Dann: “Is it a man-made virus that is being used as a bioweapon to undermine our democracy? I just want an answer on that question.”

Ross: “Covid-19 is a virus that has been in New Zealand and we have lost a lot of rights.”

Dann: “Sure, but why would you align your party with someone who believes in, frankly, ridiculous conspiracy theories which are an insult to those who are working on the front lines dealing with Covid-19, to the families who have people dying – why would you align yourself with that?”

Ross: “I think its insulting to say that New Zealanders who care about rights and freedoms shouldn’t be listened to or be taken seriously at all. There are people out there who believe that we have lost a lot of rights and freedoms, who believe that our sovereignty over many many years has been eroded.”

Dann: “You’re happy to lend your name – as someone who was the chief whip of National Party – to the Public Party and its policies, be it their scepticism around 5G, 1080, fluoridation, anti-vaxxers – you’re happy to lend your name to that?”

Ross: “When you have been involved in one of those big political parties you see how much of a cult they are and you see how much of a big problem just blindly following what the big political parties are. There’s an opportunity for small parties unite together and challenge the status quo. That’s what this alliance is about… I think there’s going to be some real momentum here.”
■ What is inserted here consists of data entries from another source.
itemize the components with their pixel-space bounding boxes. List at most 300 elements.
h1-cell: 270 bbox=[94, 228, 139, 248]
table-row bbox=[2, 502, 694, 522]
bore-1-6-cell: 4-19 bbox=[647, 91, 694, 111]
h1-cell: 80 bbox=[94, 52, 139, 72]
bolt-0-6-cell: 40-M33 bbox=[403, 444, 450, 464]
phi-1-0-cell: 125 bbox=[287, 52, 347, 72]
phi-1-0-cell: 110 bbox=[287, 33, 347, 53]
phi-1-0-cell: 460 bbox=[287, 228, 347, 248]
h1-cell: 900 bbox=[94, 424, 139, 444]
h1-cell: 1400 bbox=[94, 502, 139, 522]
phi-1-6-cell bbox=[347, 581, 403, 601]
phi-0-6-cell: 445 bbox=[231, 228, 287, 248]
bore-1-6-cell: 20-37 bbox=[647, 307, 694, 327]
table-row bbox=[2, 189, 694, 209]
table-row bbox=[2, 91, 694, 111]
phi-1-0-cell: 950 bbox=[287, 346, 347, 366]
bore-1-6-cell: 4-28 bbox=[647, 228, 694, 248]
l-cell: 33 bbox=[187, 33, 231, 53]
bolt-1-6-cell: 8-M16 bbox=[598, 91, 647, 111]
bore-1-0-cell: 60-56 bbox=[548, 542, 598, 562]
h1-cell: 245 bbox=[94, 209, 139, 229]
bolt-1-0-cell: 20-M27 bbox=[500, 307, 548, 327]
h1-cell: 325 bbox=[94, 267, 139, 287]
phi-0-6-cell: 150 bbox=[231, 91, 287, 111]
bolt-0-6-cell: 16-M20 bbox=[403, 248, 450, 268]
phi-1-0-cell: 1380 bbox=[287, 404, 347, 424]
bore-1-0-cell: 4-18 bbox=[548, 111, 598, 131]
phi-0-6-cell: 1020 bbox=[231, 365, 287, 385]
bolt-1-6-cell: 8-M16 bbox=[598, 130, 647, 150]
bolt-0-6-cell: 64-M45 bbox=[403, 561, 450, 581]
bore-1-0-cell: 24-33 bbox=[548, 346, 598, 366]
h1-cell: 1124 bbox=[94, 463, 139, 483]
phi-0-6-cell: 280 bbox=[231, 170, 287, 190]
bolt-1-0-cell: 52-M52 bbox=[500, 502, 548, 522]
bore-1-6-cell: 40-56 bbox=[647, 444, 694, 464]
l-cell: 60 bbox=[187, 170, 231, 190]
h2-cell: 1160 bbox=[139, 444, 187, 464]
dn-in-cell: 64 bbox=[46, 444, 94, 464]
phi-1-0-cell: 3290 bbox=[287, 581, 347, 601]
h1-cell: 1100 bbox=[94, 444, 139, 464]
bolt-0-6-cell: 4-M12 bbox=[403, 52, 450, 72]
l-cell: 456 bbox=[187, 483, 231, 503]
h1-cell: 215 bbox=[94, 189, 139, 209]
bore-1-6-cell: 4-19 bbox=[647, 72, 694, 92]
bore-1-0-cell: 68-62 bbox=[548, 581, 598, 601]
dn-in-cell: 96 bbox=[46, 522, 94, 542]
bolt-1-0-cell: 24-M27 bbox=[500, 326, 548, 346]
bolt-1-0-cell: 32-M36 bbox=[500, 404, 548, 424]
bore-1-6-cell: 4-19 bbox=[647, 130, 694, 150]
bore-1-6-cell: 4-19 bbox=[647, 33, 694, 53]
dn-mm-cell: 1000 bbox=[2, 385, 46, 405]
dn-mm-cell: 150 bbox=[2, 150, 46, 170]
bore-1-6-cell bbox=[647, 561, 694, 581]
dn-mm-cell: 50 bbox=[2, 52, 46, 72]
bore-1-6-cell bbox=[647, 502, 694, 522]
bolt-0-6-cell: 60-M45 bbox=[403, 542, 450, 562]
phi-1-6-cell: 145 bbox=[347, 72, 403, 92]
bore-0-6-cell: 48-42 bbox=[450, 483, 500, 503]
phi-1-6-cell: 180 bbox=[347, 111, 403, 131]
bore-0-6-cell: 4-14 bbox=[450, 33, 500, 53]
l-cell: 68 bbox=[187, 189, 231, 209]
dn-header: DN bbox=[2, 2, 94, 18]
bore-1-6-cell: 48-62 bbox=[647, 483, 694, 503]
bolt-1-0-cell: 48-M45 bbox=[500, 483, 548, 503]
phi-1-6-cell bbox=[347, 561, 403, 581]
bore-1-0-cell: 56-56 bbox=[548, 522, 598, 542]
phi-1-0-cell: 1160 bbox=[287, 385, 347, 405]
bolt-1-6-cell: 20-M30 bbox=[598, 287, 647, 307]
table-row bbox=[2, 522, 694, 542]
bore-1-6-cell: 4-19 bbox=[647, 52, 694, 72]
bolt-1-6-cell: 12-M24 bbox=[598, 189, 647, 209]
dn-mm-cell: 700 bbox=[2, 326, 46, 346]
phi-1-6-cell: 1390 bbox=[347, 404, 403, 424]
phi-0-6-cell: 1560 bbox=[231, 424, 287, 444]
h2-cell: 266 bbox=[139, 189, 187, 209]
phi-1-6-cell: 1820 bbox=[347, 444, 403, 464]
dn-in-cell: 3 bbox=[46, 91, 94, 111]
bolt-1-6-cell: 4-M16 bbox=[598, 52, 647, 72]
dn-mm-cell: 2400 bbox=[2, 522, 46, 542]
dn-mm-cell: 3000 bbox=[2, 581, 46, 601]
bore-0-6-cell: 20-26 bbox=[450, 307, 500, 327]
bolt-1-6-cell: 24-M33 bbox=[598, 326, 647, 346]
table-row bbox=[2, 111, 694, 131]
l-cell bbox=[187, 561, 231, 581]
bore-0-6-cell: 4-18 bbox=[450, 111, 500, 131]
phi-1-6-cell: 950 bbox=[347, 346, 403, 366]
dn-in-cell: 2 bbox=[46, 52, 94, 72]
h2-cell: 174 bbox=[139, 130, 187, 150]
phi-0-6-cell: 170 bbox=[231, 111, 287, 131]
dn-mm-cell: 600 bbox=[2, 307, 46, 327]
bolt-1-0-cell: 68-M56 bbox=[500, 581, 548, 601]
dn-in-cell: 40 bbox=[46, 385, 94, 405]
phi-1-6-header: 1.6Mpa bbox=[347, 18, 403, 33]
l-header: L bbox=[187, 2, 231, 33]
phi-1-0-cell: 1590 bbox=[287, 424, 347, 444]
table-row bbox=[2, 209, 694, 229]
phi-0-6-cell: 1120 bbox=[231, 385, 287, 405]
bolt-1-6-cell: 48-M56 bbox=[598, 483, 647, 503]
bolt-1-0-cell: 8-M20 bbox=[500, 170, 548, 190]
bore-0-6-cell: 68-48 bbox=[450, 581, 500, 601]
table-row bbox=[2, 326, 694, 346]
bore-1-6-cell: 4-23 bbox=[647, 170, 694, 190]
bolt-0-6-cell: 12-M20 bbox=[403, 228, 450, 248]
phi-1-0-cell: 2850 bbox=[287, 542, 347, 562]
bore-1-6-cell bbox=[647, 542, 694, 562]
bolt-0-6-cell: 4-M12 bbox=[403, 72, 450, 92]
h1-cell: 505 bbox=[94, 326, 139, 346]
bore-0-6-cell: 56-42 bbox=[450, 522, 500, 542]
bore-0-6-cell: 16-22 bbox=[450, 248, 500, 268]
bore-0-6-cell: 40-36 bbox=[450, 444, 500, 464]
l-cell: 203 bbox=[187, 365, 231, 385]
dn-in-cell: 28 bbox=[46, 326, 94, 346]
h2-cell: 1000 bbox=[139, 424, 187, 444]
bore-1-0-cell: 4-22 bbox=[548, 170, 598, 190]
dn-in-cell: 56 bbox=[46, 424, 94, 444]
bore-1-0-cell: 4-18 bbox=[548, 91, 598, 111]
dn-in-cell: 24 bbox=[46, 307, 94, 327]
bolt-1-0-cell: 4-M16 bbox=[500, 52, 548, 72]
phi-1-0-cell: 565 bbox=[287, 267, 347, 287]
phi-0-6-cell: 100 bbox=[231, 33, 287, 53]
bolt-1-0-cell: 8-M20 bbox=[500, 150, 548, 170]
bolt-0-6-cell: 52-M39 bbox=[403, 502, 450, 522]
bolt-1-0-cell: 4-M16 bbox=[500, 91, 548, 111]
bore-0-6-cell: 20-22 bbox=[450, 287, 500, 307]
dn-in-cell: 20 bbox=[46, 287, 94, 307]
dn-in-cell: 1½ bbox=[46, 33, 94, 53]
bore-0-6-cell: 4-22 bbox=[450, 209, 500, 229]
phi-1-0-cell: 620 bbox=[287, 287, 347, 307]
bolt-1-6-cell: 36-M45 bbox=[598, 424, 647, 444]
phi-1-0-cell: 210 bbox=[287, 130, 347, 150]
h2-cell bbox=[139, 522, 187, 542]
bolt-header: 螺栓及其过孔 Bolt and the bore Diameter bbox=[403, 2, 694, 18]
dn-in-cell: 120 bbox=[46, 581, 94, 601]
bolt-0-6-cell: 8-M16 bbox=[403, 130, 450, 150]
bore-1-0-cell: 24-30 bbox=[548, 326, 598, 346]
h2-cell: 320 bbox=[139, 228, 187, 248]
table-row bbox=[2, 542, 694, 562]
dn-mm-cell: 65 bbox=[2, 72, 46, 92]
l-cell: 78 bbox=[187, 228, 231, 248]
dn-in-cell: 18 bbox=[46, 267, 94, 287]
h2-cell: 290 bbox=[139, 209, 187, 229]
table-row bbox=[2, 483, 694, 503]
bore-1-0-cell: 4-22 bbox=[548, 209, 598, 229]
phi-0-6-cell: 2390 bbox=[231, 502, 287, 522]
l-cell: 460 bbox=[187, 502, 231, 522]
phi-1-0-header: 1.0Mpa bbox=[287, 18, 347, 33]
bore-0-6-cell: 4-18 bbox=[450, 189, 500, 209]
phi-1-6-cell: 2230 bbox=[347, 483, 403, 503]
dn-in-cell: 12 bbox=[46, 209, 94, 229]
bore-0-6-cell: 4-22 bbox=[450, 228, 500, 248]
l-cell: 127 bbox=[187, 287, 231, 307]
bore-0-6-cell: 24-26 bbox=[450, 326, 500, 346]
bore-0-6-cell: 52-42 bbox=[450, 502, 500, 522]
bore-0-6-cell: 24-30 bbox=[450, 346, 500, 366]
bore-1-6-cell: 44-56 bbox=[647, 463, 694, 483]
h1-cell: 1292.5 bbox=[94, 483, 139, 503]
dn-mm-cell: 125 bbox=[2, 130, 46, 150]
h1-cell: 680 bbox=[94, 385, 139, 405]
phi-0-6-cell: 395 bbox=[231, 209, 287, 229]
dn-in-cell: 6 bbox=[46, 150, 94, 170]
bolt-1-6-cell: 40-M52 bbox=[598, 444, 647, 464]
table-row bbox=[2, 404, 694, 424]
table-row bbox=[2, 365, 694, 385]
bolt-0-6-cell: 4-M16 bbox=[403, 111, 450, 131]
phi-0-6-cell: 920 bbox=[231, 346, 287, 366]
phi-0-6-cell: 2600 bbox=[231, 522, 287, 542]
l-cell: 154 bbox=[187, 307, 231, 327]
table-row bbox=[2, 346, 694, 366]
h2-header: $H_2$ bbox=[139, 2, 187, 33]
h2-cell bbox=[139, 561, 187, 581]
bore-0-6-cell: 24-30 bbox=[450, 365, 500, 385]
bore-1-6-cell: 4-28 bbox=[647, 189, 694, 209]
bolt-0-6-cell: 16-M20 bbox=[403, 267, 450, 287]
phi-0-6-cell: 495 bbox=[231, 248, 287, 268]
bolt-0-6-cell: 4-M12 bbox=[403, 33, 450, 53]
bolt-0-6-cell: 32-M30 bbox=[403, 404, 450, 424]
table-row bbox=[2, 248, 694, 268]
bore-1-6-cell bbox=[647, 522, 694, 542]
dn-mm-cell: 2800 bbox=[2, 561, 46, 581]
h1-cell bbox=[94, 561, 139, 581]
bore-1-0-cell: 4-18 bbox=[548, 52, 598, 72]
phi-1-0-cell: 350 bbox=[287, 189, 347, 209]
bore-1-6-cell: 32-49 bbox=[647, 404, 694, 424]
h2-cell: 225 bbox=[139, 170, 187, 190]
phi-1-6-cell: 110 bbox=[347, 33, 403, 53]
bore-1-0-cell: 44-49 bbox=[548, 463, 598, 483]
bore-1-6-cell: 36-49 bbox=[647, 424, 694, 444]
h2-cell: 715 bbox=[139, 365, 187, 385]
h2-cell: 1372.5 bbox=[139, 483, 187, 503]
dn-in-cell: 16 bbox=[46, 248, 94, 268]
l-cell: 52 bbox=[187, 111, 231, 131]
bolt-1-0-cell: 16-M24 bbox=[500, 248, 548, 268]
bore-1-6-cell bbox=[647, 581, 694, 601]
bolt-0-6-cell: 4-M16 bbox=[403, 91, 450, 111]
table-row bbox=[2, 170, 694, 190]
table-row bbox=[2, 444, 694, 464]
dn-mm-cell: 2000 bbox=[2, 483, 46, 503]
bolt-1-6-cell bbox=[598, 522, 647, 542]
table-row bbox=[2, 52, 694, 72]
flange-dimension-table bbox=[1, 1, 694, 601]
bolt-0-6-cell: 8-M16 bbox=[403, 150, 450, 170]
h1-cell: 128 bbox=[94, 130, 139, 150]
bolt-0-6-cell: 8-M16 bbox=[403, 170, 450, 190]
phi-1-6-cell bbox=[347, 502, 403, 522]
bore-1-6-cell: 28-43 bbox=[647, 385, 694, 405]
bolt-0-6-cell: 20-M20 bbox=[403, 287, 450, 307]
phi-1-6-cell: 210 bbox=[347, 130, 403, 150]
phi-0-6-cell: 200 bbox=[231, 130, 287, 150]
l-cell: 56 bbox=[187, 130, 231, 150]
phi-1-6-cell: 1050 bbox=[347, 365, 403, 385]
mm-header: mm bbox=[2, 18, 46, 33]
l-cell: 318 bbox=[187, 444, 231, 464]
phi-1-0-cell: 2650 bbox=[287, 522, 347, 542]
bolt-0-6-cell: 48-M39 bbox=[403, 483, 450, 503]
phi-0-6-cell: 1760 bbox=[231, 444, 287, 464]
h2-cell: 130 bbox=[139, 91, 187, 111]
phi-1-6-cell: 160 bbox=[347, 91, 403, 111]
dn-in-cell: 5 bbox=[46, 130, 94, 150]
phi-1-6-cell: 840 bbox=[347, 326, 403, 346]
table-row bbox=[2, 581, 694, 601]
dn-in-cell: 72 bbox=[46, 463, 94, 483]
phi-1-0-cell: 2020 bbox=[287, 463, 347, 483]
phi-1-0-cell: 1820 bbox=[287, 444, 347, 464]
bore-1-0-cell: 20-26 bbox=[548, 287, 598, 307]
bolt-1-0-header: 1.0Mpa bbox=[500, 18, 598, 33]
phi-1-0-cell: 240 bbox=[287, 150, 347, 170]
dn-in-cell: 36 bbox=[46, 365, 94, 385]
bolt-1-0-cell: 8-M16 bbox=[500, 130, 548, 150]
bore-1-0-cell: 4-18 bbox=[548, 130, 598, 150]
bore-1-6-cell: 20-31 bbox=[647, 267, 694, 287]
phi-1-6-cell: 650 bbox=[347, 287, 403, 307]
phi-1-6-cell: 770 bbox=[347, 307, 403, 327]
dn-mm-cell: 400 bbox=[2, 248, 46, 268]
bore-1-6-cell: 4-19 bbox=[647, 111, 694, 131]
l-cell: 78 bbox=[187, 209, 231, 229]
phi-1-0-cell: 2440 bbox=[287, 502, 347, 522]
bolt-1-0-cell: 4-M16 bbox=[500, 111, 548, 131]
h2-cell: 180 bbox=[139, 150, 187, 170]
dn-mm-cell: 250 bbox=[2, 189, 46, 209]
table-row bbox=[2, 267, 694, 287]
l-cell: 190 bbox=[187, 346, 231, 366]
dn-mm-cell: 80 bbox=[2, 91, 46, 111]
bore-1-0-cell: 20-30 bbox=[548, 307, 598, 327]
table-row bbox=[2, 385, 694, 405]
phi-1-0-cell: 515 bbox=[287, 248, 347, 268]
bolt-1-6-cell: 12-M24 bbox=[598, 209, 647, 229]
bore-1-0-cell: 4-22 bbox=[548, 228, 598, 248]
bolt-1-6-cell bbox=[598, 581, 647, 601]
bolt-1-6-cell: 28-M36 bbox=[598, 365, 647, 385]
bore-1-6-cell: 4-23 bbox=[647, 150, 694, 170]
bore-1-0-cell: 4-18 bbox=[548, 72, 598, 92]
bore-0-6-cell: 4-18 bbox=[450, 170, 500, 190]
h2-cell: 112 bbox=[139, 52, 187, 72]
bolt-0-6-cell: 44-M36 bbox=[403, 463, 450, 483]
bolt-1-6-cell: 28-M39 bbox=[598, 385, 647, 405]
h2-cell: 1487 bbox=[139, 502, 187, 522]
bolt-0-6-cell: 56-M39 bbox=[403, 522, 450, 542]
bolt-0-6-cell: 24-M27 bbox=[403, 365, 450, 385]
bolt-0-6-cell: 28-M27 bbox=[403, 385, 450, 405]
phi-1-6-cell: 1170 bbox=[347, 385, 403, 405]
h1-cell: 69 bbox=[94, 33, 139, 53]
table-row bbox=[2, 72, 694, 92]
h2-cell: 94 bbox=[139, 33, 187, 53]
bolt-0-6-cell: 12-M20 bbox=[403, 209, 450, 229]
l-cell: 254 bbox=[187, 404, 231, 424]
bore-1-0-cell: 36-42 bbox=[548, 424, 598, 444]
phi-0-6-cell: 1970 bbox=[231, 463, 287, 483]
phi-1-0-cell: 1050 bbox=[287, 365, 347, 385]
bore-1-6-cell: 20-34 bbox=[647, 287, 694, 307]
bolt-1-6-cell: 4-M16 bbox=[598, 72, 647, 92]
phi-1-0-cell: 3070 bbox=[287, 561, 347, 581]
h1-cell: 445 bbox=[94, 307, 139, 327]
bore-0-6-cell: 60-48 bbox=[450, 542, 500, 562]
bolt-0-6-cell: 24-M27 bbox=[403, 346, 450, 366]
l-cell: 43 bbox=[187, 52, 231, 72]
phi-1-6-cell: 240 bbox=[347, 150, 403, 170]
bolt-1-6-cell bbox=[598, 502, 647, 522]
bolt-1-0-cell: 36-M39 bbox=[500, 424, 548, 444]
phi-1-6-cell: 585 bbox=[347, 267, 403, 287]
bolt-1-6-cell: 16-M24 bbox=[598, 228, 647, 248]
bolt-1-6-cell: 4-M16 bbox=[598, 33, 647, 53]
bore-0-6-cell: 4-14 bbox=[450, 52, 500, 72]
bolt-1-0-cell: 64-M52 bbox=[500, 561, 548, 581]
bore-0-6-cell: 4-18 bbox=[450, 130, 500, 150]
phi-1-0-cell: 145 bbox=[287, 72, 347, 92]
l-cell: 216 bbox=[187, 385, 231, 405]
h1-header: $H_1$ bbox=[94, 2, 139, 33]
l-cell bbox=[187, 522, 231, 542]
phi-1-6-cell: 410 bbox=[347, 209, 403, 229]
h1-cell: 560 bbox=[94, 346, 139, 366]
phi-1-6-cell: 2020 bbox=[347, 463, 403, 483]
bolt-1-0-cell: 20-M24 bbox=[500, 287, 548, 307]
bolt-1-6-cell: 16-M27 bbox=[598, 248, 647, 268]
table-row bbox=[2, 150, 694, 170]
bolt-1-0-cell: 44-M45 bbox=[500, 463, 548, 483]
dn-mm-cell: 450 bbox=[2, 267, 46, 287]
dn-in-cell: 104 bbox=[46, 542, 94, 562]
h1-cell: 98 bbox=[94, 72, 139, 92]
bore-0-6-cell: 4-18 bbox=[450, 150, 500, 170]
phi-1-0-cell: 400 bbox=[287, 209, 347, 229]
Full transcript and audio: Jami-Lee Ross faces Covid-19, China questions after new Advance NZ party alliance

But the chances of joining forces with other small parties doesn’t look great.

From The Spinoff Bulletin:

A quick point about the ‘alliance’ nature of the Advance NZ/NZ Public Party merger: On stage yesterday, Ross reeled off a long string of parties outside parliament, saying they’d still be welcome to join up.
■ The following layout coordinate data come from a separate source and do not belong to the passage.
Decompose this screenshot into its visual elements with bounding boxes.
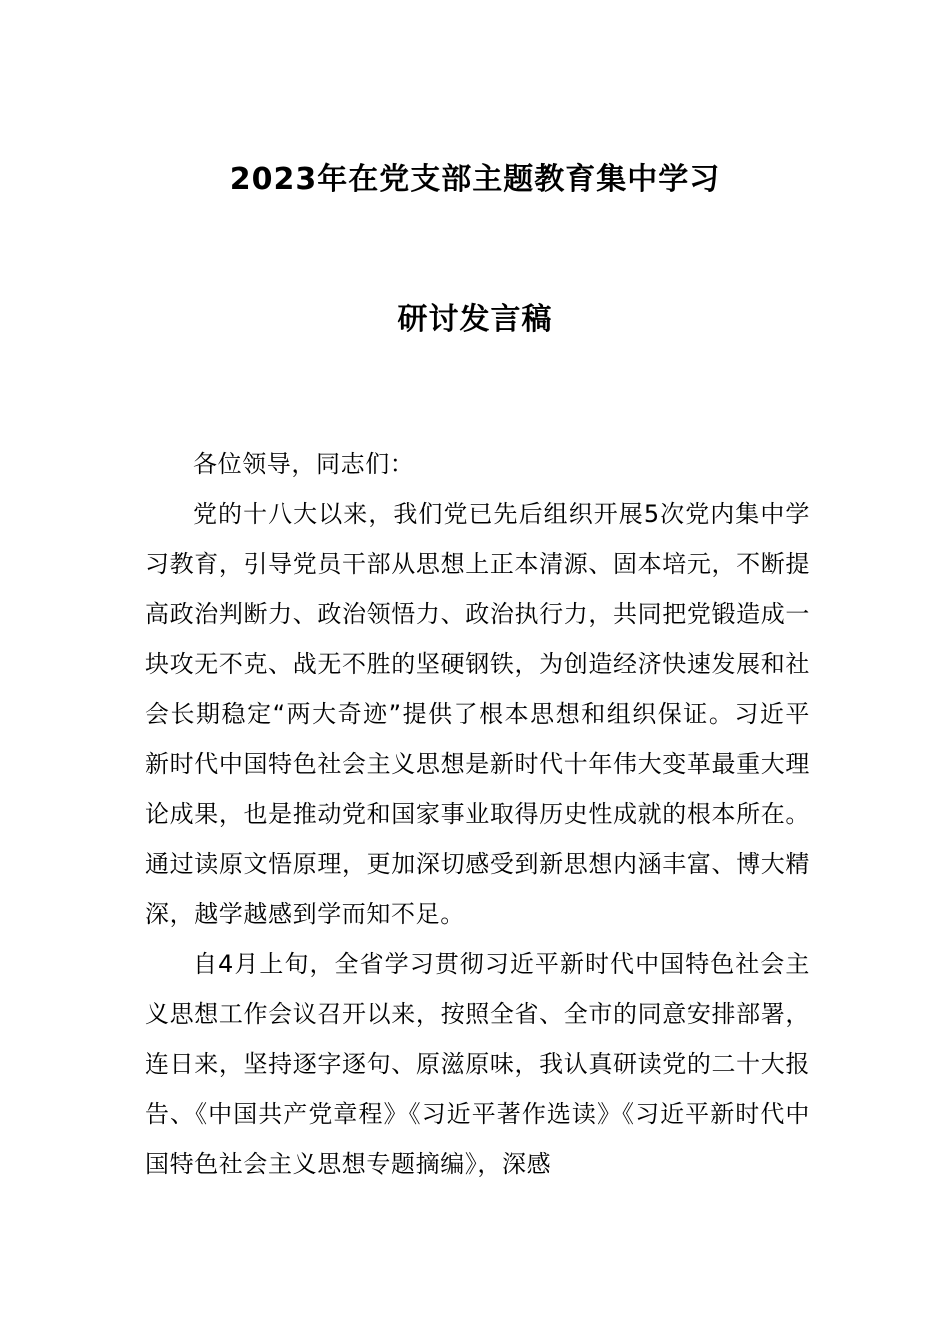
paragraph-2: 自4月上旬，全省学习贯彻习近平新时代中国特色社会主义思想工作会议召开以来，按照全省、全市的同意安排部署，连日来，坚持逐字逐句、原滋原味，我认真研读党的二十大报告、《中国共产党章程》《习近平著作选读》《习近平新时代中国特色社会主义思想专题摘编》，深感 bbox=[145, 950, 810, 1178]
document-body bbox=[145, 439, 810, 1189]
paragraph-1: 党的十八大以来，我们党已先后组织开展5次党内集中学习教育，引导党员干部从思想上正本清源、固本培元，不断提高政治判断力、政治领悟力、政治执行力，共同把党锻造成一块攻无不克、战无不胜的坚硬钢铁，为创造经济快速发展和社会长期稳定“两大奇迹”提供了根本思想和组织保证。习近平新时代中国特色社会主义思想是新时代十年伟大变革最重大理论成果，也是推动党和国家事业取得历史性成就的根本所在。通过读原文悟原理，更加深切感受到新思想内涵丰富、博大精深，越学越感到学而知不足。 bbox=[145, 500, 810, 928]
document-title-line-2: 研讨发言稿 bbox=[397, 302, 553, 337]
salutation: 各位领导，同志们： bbox=[193, 450, 415, 478]
document-title-line-1: 2023年在党支部主题教育集中学习 bbox=[229, 162, 721, 197]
Since then, people in the leadership teams of the Opportunities Party, Outdoors Party, New Conservative and Social Credit (the largest four parties listed by Ross) have all confirmed to me that they’ll be doing nothing of the sort.

Ross and his new party alliance may get a few supporters online but they are likely to need a lot more than that to come anywhere near close to getting into Parliament.